HPE Publishes Cybersecurity Business Primer
While largely shorthanded and underfunded, cybersecurity professionals defend against the escalating threat environment on a daily basis, but apparently there is a significant knowledge gap when it comes to business leaders, according to Chandra Rangan, Hewlett Packard Enterprise. This gap became apparent in ongoing discussions with business leaders, he told IT Trends & Analysis, as did a second cybersecurity truism: the attacker — i.e. organized crime, corporate espionage, hacktivism, cyber warfare/terrorism, and those just looking for pure monetary gain — only has to be right only once.
The potential victim has to be right every time. “There’s a lot of truth to that… but business leaders ask is this a bottomless pit…?”
To help address this, HPE has released “The Business of Hacking,”, a cybersecurity primer for business leaders that analyzes ‘the motivations behind the attacks adversaries choose to pursue, and the ‘value chain’ illegal organizations have established to expand their reach and maximize profits.’ The report also offers a gameplan on how to mitigate risk through disruption of these adversary groups.

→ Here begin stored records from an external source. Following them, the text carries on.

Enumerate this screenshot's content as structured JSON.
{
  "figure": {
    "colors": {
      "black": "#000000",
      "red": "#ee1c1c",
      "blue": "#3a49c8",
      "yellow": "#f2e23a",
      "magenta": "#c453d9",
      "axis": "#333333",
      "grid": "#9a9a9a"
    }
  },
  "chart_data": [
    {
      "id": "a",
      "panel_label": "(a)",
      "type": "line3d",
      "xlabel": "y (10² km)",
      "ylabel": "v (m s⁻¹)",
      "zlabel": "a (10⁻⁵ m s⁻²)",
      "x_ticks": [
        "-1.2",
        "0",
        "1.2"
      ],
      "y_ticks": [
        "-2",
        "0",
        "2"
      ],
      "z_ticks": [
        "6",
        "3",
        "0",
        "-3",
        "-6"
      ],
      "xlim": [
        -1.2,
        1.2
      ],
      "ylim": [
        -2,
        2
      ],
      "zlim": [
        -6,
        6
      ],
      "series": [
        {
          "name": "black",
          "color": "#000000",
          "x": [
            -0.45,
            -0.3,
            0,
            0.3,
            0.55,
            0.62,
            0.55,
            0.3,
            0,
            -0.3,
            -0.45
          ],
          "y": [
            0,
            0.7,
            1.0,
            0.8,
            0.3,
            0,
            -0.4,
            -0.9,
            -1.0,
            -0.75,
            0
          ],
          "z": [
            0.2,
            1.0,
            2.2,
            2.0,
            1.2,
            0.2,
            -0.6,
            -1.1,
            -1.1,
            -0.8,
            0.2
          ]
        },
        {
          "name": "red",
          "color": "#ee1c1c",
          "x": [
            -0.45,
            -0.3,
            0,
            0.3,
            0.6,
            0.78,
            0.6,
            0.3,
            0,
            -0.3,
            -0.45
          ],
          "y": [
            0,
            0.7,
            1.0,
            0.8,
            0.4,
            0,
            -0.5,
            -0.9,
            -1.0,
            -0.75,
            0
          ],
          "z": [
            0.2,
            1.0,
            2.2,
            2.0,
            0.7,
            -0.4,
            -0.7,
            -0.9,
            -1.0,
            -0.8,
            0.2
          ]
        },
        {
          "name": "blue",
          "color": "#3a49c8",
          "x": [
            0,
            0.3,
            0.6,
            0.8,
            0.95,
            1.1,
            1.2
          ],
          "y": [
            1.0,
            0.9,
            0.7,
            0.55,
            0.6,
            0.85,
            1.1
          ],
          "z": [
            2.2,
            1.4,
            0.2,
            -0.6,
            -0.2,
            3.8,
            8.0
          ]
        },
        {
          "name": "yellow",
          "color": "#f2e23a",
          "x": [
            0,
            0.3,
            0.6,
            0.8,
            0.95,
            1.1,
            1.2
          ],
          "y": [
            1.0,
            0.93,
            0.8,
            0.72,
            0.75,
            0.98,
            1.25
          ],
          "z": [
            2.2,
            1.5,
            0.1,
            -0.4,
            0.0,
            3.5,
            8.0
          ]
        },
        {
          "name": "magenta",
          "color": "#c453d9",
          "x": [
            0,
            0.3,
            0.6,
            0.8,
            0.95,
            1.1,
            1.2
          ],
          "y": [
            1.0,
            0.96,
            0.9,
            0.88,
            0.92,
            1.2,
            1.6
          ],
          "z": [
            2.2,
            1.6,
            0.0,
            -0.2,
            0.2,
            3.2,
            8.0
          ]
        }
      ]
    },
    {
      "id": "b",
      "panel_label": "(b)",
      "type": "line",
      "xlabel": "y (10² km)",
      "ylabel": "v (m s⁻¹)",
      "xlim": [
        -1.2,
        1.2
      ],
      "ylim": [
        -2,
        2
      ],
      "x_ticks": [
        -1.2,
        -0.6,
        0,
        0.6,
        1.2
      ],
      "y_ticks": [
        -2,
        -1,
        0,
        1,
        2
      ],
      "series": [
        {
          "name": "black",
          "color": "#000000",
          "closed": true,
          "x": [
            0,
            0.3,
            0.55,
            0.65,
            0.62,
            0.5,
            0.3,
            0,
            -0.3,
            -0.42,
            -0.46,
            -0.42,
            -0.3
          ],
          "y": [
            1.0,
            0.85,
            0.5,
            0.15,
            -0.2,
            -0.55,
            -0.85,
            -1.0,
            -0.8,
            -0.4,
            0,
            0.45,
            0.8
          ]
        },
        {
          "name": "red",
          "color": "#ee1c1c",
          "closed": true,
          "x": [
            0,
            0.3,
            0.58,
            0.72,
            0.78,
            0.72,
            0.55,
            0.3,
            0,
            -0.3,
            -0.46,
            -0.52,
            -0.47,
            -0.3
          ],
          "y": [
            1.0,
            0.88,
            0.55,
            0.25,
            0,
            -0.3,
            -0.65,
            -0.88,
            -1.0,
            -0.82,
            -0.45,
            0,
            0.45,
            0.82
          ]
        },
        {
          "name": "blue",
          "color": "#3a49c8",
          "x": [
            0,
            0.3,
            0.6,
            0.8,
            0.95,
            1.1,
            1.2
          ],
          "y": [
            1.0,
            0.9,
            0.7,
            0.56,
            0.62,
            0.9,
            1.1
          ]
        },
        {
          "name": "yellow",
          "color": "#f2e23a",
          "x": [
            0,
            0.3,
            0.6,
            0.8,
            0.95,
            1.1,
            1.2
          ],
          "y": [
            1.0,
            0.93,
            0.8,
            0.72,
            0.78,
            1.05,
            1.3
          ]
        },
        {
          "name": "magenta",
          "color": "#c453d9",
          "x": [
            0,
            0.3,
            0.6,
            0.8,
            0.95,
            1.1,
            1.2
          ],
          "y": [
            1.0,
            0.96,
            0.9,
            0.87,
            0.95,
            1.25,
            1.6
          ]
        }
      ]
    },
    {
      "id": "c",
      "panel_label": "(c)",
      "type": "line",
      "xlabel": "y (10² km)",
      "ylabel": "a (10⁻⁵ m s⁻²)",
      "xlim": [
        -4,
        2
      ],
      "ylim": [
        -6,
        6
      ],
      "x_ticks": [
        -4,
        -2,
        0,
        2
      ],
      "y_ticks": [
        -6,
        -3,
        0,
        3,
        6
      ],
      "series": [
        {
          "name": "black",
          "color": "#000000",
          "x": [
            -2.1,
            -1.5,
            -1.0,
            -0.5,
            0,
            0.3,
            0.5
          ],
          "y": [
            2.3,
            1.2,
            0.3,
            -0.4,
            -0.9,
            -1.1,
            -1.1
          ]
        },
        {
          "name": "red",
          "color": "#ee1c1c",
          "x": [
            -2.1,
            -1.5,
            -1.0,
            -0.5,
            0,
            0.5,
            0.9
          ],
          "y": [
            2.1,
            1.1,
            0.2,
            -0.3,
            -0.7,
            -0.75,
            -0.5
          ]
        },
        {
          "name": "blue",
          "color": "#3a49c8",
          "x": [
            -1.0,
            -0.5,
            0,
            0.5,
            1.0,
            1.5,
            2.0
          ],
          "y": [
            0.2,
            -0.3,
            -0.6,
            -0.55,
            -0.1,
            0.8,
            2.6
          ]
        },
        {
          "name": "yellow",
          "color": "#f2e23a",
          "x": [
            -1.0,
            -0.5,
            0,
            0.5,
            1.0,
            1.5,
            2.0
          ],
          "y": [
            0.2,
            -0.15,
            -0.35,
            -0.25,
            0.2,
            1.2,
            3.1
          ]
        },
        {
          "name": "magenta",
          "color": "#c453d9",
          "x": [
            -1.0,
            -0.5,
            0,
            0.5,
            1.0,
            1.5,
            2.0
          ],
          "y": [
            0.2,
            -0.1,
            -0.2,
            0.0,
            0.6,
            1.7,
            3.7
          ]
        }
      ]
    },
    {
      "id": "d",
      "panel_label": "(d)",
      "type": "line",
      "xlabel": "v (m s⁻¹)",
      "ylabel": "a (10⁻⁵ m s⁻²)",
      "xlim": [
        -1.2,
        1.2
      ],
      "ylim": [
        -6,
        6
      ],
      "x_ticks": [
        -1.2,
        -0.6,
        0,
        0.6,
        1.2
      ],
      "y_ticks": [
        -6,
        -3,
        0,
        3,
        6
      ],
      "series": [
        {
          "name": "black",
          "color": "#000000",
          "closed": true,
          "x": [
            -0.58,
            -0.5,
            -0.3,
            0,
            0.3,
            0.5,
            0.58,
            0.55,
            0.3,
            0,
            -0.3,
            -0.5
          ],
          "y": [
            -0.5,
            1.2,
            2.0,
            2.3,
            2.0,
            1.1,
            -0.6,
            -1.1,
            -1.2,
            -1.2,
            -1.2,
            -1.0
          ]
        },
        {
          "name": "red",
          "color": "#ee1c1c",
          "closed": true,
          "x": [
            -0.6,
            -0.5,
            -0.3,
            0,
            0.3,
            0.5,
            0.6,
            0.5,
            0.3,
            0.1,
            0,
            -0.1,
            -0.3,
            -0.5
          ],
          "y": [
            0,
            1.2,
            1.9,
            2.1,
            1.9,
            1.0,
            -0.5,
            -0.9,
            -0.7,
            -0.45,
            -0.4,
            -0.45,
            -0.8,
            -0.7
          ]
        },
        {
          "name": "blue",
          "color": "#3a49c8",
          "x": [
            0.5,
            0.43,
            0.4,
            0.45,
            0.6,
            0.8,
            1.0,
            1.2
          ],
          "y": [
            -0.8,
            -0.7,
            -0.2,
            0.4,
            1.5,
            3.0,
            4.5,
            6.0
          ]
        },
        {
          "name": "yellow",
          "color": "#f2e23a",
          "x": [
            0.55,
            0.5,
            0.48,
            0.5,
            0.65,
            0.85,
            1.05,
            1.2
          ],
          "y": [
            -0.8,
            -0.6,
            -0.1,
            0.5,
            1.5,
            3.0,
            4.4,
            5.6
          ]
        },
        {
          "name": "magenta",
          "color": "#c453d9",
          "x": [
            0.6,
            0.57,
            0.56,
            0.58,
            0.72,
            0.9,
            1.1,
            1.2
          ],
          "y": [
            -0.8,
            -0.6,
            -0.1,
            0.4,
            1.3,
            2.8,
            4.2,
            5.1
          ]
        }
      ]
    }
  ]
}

The bad guys — adversaries — fall into multiple categories, but the biggest threat appears to be coming from criminal organizations, said Rangan. “Hackers are not criminals… but criminals are becoming hackers.”

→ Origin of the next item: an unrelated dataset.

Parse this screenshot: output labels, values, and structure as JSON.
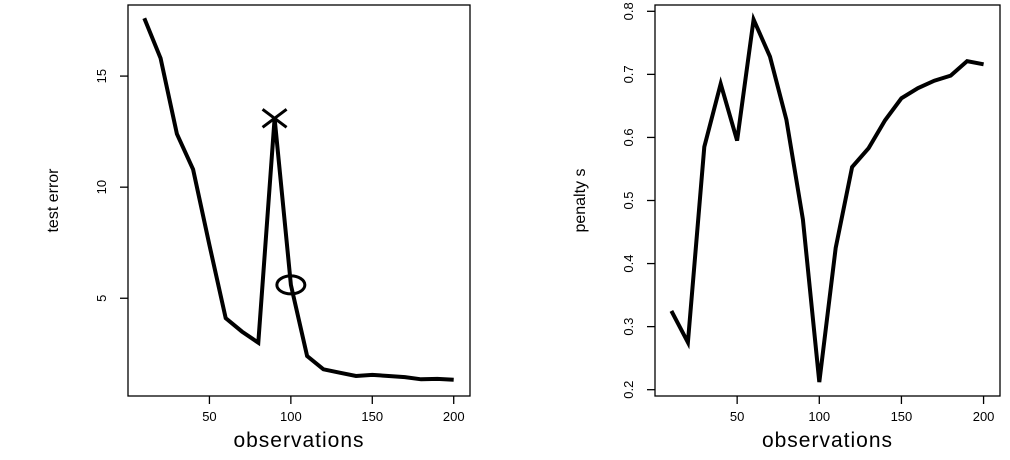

There are certain kinds of attack you can protect against and other kinds that you can’t. “But for the most part, businesses are being hacked by criminal organizations.”
Although HPE says a broad response is required — from regulators and law enforcement, in addition to enterprise security leaders — the adversaries are frequently creating a formalized operating model and ‘value chain’ that is very similar to legitimate businesses in structure, and delivers greater ROI for the cybercriminal organization throughout the attack lifecycle. This evolution is much more understandable by business professionals, said Rangan.
“This businesses can understand.” And it offers an opportunity to “take away the easy, low-hanging fruit” that criminals tend to prefer, he added.
According to HPE, the critical elements to the attackers’ value chain models typically include:
-Human Resources Management – includes recruiting, vetting and paying the supporting ‘staff’ needed to deliver on specific attack requirements; the skills-based training and education of attackers also falls within this category;
-Operations – the ‘management team’ that ensures the smooth flow of information and funds throughout the attack lifecycle; this group will actively seek to reduce costs and maximize ROI at every step;
-Technical Development – the front-line ‘workers’ providing the technical expertise required to perform any given attack, including research, vulnerability exploitation, automation, and more;
-Marketing and Sales – these teams ensure that the attack group’s reputation in the underground marketplace is strong and the illicit products are both known and trusted among the target audience of potential buyers; and,
-Outbound Logistics – this encompasses both the people and systems responsible for delivering purchased goods to a buyer, be it large batches of stolen credit card data, medical records, intellectual property or otherwise.
“Cybercriminals are highly professional, have robust funding, and are working together to launch concentrated attacks,” said Chris Christiansen, Program Vice President, Security Products and Services, IDC, in a prepared statement. “The HPE Business of Hacking Report offers key insight for legitimate organizations to better disrupt adversaries and mitigate risks by understanding how they are operating and maximizing profits.”
HPE’s list of disruptive techniques — some very basic, and some ‘far-fetched’ — include: reduce their profits; increase their risk; reduce their target pool; increase time to value; reduce their talent pool; and increase the cost of doing business. With the bad guys becoming more corporate-like, it becomes easier to disrupt their activities and marketplace, said Rangan, with the objective of making it more expensive for these businesses to operate and/or increase the risk beyond acceptable levels for the attackers.
Shining the spotlight on the bad guys can only help, he said. If the adversaries are exposed, the law can go after them. “They are very worried about exposure.”